Он понятия не имеет, где Сандра, и в Сдэ-Шаломе тоже о ней ничего не знают. С меня семь потов сошло, пока я дозвонился в этот проклятый кибуц, а они сказали мне только, что она уехала в Тель-Авив часа через два после того, как началась война.

От перелета на несколько часовых поясов я страдаю больше всего, когда лечу с запада на восток. Всю ночь в самолете я пил виски и писал главу о Бобби, потому что спать не было никакой возможности: кругом галдели возвращающиеся израильтяне, которым не терпелось поскорее попасть на фронт, чтобы их убили арабы. Это было колоритное сборище: загорелые парни из Калифорнии в кедах и спортивных куртках, солидные профессора и бизнесмены с Западного побережья в строгих тройках с галстуками, религиозные евреи в ермолках и лапсердаках, с карманными изданиями Талмуда в руках, молодые хиппи с бородами и длинными волосами, в джинсах и футболках, а иные — даже в ковбойских шляпах, а с ними молодые девушки и даже несколько пожилых женщин; и все они безупречно тараторили на иврите со скоростью на целую милю слов в минуту. Я могу с листа читать Книгу пророка Исайи и разобраться в колонке Талмуда, но когда израильтяне беседуют друг с другом, я почти ничего не понимаю — так же, как я не могут понять на слух, что говорит на иврите диктор радио или телевидения. Это меня очень удручает.
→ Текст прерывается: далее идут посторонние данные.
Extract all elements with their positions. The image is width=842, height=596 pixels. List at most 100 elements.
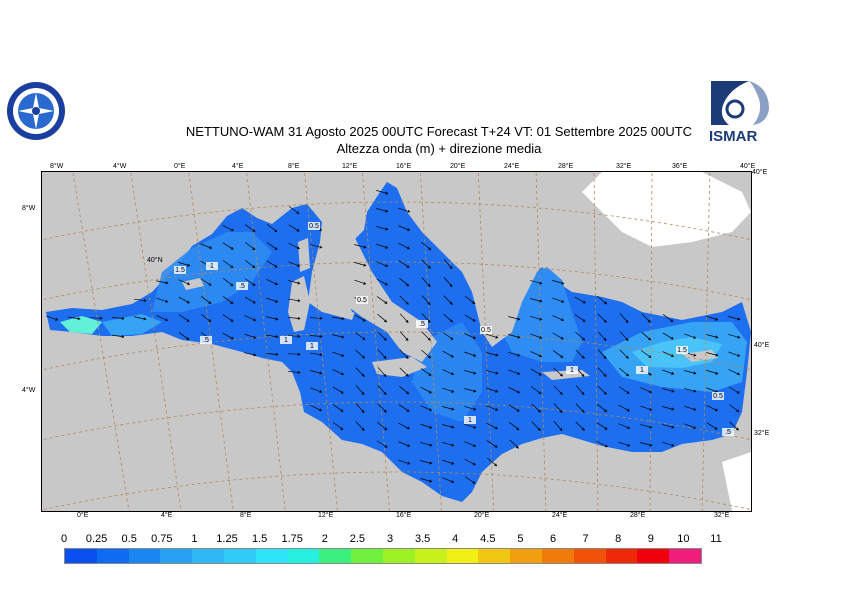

Я никого не спрашивал, можно ли мне улететь из Вашингтона, я только сказал секретарше президента, что моя мать при смерти в Иерусалиме и я должен туда лететь. Когда в Йом-Кипур я вернулся домой из синагоги, меня ждала телеграмма; я сразу же отправился в Белый дом к секретарше президента. Она сочувственно посмотрела на меня и напомнила, что в Израиле идет война, начавшаяся тогда всего лишь несколько часов назад. Я вернулся домой и начал укладывать чемодан, и тут у моих дверей появился какой-то серый безликий чиновник из Государственного департамента. Он сказал, что, по мнению Госдепартамента, спешный полет в Израиль одного из президентских помощников, даже если это малозаметная частная поездка, может послужить для арабов неверно понятым сигналом. Он даже как-то смутно намекнул, что у меня могут временно отобрать паспорт. Я ответил, что полечу инкогнито, никого об этом не оповещая, а в Израиле я буду вести себя тише воды, ниже травы: я не остановлюсь в отеле «Царь Давид» — иерусалимской школе злословия, — не сообщу никому из правительства, что я приехал в Израиль, и, помимо посещения больницы, в которой лежит моя мать, буду все время безвылазно скрываться в каком-нибудь укромном месте. Думаю, что хотя у этого чиновника и нет лица, но мать у него, наверное, есть, потому что паспорту меня никто не пытался отобрать.